I told them that if I didn’t see them for a while, then it wasn’t because I didn’t want to. I explained that their dad and I had had a bit of a falling out, but that I hoped, in time, we’d make it up and I’d be able to spend time with them again.

Amy said: ‘Is that like how Mum and Dad have had a falling out?’ – but I wasn’t sure what to say. Julius and Simone were divorcing, which was a lot past a ‘falling out’. Then again, I wasn’t sure how much I would be talking to my family in future.

I probably repeated that I hoped we’d work things out, but that, if not, I wanted them to know it was nothing they’d done.

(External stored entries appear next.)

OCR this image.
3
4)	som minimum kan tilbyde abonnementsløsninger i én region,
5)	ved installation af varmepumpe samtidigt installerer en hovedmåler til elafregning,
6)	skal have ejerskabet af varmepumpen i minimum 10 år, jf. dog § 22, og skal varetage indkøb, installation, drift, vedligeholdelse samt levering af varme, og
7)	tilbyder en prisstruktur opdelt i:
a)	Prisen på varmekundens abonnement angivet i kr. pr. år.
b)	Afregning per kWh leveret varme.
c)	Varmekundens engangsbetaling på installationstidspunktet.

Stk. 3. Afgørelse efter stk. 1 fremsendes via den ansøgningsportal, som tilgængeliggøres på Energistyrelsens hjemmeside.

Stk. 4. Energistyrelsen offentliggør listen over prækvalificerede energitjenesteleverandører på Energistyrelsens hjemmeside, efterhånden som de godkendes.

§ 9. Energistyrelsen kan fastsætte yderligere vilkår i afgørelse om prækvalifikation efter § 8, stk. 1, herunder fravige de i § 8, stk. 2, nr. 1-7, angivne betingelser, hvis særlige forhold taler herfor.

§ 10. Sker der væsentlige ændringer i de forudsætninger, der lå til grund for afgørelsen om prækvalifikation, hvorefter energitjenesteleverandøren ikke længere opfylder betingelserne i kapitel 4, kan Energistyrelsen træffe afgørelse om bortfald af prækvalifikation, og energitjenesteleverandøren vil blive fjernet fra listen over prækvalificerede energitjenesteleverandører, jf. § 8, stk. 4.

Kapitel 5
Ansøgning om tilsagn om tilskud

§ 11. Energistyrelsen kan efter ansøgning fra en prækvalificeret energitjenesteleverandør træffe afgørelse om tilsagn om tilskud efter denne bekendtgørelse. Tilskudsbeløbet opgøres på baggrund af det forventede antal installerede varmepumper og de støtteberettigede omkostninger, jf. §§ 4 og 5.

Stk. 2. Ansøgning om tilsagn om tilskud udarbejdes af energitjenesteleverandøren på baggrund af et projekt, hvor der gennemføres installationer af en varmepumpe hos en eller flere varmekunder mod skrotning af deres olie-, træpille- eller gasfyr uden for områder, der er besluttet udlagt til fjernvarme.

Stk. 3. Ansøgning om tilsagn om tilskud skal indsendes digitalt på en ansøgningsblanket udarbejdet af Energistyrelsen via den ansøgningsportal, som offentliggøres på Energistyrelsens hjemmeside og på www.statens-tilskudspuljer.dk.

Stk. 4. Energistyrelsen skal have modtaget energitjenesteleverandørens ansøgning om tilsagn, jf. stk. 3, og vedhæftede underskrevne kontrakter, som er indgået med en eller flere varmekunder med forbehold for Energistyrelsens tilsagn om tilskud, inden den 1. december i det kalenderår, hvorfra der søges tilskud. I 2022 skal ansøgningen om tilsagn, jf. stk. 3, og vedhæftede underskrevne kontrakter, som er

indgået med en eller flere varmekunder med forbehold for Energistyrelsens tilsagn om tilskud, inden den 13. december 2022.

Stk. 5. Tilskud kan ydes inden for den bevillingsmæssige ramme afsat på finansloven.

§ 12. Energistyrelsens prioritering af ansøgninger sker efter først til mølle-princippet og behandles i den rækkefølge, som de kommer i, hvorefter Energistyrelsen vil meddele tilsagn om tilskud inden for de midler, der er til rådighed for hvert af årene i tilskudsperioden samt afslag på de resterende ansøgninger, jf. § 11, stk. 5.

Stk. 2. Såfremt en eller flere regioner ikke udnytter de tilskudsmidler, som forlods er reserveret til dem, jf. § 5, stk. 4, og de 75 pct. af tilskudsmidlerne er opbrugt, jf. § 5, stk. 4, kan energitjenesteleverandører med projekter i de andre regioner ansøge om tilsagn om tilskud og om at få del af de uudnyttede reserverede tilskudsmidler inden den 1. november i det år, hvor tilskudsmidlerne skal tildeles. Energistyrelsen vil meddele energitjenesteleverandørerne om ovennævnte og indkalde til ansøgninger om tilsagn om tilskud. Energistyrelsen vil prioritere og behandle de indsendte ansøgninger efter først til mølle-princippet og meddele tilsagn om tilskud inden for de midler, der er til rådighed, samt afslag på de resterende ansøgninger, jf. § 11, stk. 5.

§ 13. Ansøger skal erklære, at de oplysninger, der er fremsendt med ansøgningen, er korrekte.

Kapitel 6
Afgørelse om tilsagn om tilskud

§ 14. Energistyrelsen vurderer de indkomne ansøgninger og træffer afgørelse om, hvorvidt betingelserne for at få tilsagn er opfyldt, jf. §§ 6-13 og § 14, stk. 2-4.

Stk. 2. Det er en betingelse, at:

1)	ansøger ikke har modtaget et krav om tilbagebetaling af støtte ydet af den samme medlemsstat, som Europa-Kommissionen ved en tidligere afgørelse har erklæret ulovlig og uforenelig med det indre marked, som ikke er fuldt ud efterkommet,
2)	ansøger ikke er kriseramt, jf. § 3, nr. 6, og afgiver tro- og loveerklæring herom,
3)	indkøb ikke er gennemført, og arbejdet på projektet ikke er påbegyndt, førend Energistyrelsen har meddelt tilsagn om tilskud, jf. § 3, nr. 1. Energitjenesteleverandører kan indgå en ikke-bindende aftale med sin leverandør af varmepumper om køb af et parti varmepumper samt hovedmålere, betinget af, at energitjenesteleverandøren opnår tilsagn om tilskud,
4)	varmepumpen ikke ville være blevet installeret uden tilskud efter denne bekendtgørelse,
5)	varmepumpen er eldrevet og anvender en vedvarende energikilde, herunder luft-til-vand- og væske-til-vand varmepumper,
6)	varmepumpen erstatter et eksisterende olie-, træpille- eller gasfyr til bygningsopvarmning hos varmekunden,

I was going to leave it at that, but, as I went to move, the two girls exchanged a glance that was so full of self-awareness that it left me stumbling a bit.

They’d done something similar on the cliff when I’d found them. Amy had started to say: ‘The other night…’ when that look had passed between them the first time and she’d stopped herself. In the end, she’d told me she’d overheard her mum saying that Julius had lost his job.

On the cliffs, I thought they were entrusting me with that secret, but, in that moment in the lobby, I realised there was something else and that the girls were asking each other’s permission to share it.

Amy whispered: ‘Go on,’ but Chloe was still staring wide-eyed at her sister.

I said: ‘What is it?’ and Amy replied: ‘It’s a secret.’

I waited and it was like they were having a long back and forth, even though neither of them spoke a word.

I said: ‘It sounds like you want to tell me…’ – and they looked to each other one more time before Chloe finally said it.

 

Chloe: I don’t know what I told Auntie Emma in the lobby.

 

Amy: I don’t know either.

 

Emma: Chloe said: ‘We woke up on the first night.’

And then Amy added: ‘When Granddad fell.’

There was a pause and I could picture those two little girls sitting on the secret for almost a week, desperate to tell someone. They’d almost told me on the cliffs and they probably knew this was the last opportunity.

Chloe finished the sentence – and she said: ‘Daddy wasn’t there.’

 

 

Chapter Thirty-Nine

 

 

THE EVEN SMALLER THINGS

 

 

Julius: I don’t know if Emma made them say that, or if she made it up all by herself. If either of the girls did say that I was out of the room on that first night, then all I can say is that I would have been in the bathroom, or possibly on the balcony. I never left the room.

 

Emma: Have you ever done a Sudoku puzzle? It’s the one where there are nine boxes of nine squares – and you have to fit numbers one to nine into each row and column.

When you’re doing one, there comes a point where you’re so far into completing the puzzle that the final ten or twenty numbers almost write themselves into the grid. You’ve done all the hard work – and it’s that which makes the final bit seem so easy.

It felt like that when the twins told me that Julius was out of the room. I’d had so many little bits of information – and then this last little piece suddenly made the rest make sense.